Italian Wedding Soup – An easy weeknight soup.
1 egg, beaten
1/2 cup bread crumbs
2 Tablespoons grated Parmesan cheese
1 Tablespoon fresh parsley
1 Tablespoon finely chopped onion
1/4 teaspoon garlic salt
1/8 teaspoon ground pepper
1/2 pound ground beef
1 (14 1/2 ounce) can beef broth
1 (15 ounce) can garbanzo beans, rinsed and drained
1 (14 1/2 ounce) can Italian style petite diced tomatoes
1 1/2 cups water
1 cup sliced fresh mushrooms
1 teaspoon Italian seasoning
1/2 cup ditalini (tiny thimbles) dried pasta
3 cups torn spinach
Combine egg, bread crumbs, cheese, parsley, onion, garlic salt, pepper and ground beef.
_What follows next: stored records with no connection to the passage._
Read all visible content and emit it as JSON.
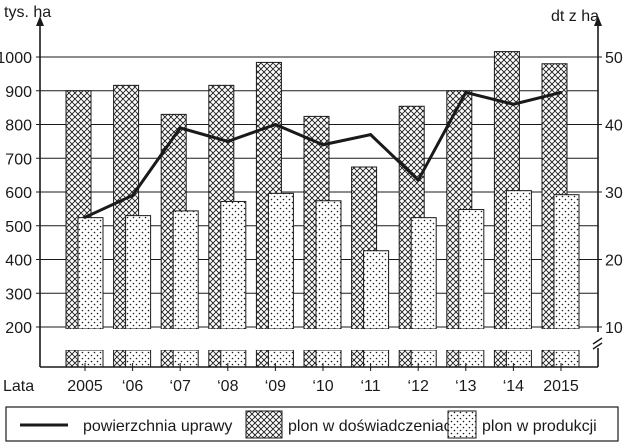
{
  "chart_data": {
    "type": "bar",
    "y_left_label": "tys. ha",
    "y_right_label": "dt z ha",
    "y_left_ticks": [
      200,
      300,
      400,
      500,
      600,
      700,
      800,
      900,
      1000
    ],
    "y_right_ticks": [
      10,
      20,
      30,
      40,
      50
    ],
    "y_left_range": [
      200,
      1000
    ],
    "y_right_range": [
      10,
      50
    ],
    "x_prefix": "Lata",
    "categories": [
      "2005",
      "‘06",
      "‘07",
      "‘08",
      "‘09",
      "‘10",
      "‘11",
      "‘12",
      "‘13",
      "‘14",
      "2015"
    ],
    "series": [
      {
        "name": "powierzchnia uprawy",
        "kind": "line",
        "axis": "left",
        "color": "#1a1a1a",
        "values": [
          525,
          590,
          790,
          750,
          800,
          740,
          770,
          635,
          895,
          860,
          895
        ]
      },
      {
        "name": "plon w doświadczeniach",
        "kind": "bar",
        "axis": "right",
        "pattern": "crosshatch",
        "values": [
          45.0,
          45.8,
          41.5,
          45.8,
          49.2,
          41.2,
          33.7,
          42.7,
          45.0,
          50.8,
          49.0
        ]
      },
      {
        "name": "plon w produkcji",
        "kind": "bar",
        "axis": "right",
        "pattern": "dots",
        "values": [
          26.2,
          26.5,
          27.2,
          28.6,
          29.8,
          28.7,
          21.3,
          26.2,
          27.4,
          30.2,
          29.6
        ]
      }
    ],
    "grid": true,
    "broken_axis": true,
    "legend_position": "bottom"
  }
}
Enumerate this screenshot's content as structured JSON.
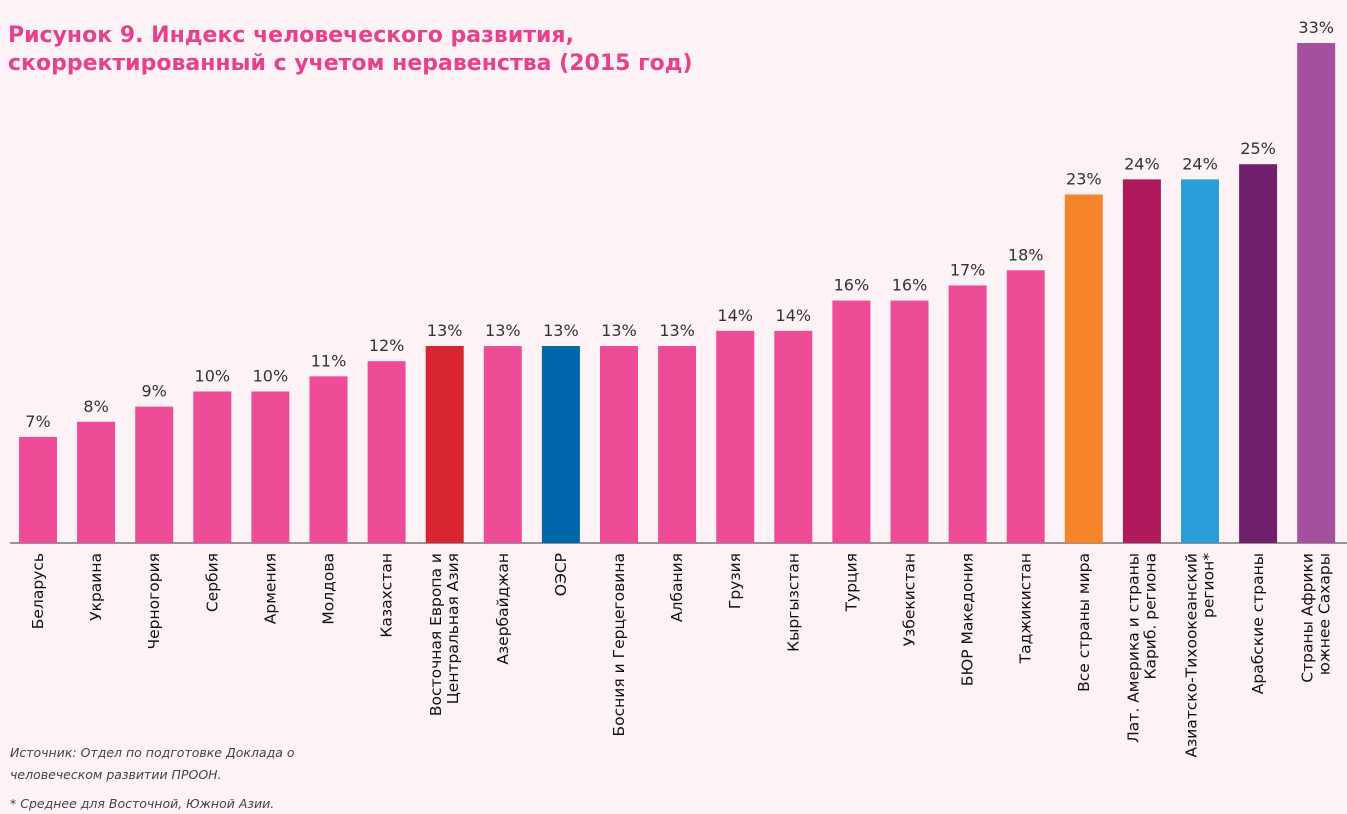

Mix well and shape meat mixture into 36 small balls. Cook meatballs in a large skillet over medium heat 6-8 minutes or until no longer pink, being sure to turn often so they brown evenly. Remove meatballs from the pan and add can of beef broth being sure to loosen bits in pan. Add beans, undrained tomatoes, water, mushrooms and seasoning. Bring to boiling and then add pasta. Reduce heat and let simmer 12 to 14 minutes until pasta is tender. Add in spinach and meatballs, stirring very gently about 2 to 3 minutes until spinach is wilted. Serve with a crusty Italian bread.